Aujourd’hui, je vais faire un article qui sort de l’ordinaire. Non pas un article Beauté mais plutôt un article Humeurs. Cela vient d’une envie que j’ai depuis un moment de partager avec vous sur différents sujets comme les migraines ou la pilule. Je ne sais pas du tout si cela pourra vous intéresser. Je cherche juste à transmettre mon expérience (n’oubliez pas qu’avec mon âge canonique, j’ai vécu beaucoup de choses) car je sais que, moi-même, il m’est souvent arrivée de faire des recherches sur internet sur tel ou tel sujet qui me préoccupaient à un moment donné. La pilule fait partie de ces préoccupations et je pense que mon cas pourra peut-être intéresser certaines.
 
 
Pour commencer, je ne suis pas du tout réfractaire à la pilule. Pour moi, elle est même le moyen de contraception idéal étant donné que je ne suis pas une oublieuse de pilule. J’en ai pris pendant quinze ans et je ne l’ai oublié qu’une fois, vers l’âge de dix-sept ans.

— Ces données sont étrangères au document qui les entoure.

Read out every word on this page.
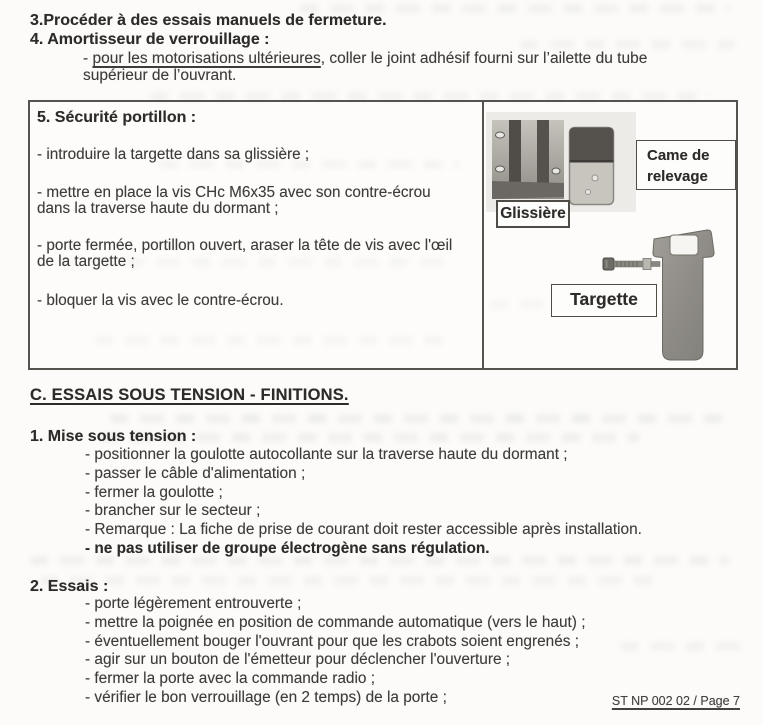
3.Procéder à des essais manuels de fermeture.
4. Amortisseur de verrouillage :
- pour les motorisations ultérieures, coller le joint adhésif fourni sur l’ailette du tube
supérieur de l’ouvrant.
5. Sécurité portillon :
- introduire la targette dans sa glissière ;
- mettre en place la vis CHc M6x35 avec son contre-écrou
dans la traverse haute du dormant ;
- porte fermée, portillon ouvert, araser la tête de vis avec l'œil
de la targette ;
- bloquer la vis avec le contre-écrou.
Came de relevage
Glissière
Targette
C. ESSAIS SOUS TENSION - FINITIONS.
1. Mise sous tension :
- positionner la goulotte autocollante sur la traverse haute du dormant ;
- passer le câble d'alimentation ;
- fermer la goulotte ;
- brancher sur le secteur ;
- Remarque : La fiche de prise de courant doit rester accessible après installation.
- ne pas utiliser de groupe électrogène sans régulation.
2. Essais :
- porte légèrement entrouverte ;
- mettre la poignée en position de commande automatique (vers le haut) ;
- éventuellement bouger l'ouvrant pour que les crabots soient engrenés ;
- agir sur un bouton de l'émetteur pour déclencher l'ouverture ;
- fermer la porte avec la commande radio ;
- vérifier le bon verrouillage (en 2 temps) de la porte ;	ST NP 002 02 / Page 7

Tous les soirs, à 20h00, une petite voix criait dans mon cerveau : pilule, piluuulllleeeee, pas de bébé, vilainsss bébééééés ! Je ne vais donc absolument pas faire un plaidoyer contre la pilule car cela reste une merveilleuse invention qui change quotidiennement la vie de millions de femmes.
 
 
Je vais simplement vous parler des effets secondaires que j’ai subi et qui sont rarement indiqués sur les notices même si je trouve que les médecins reconnaissent de plus en plus les effets négatifs de la pilule. Il y a quinze ans, les gynécos vous assuraient que ce n’était absolument pas la pilule qui tuait votre libido ou vous provoquait des migraines carabinées. Désormais, c’est de moins en moins le cas même si j’entends parfois des choses qui me font hurler.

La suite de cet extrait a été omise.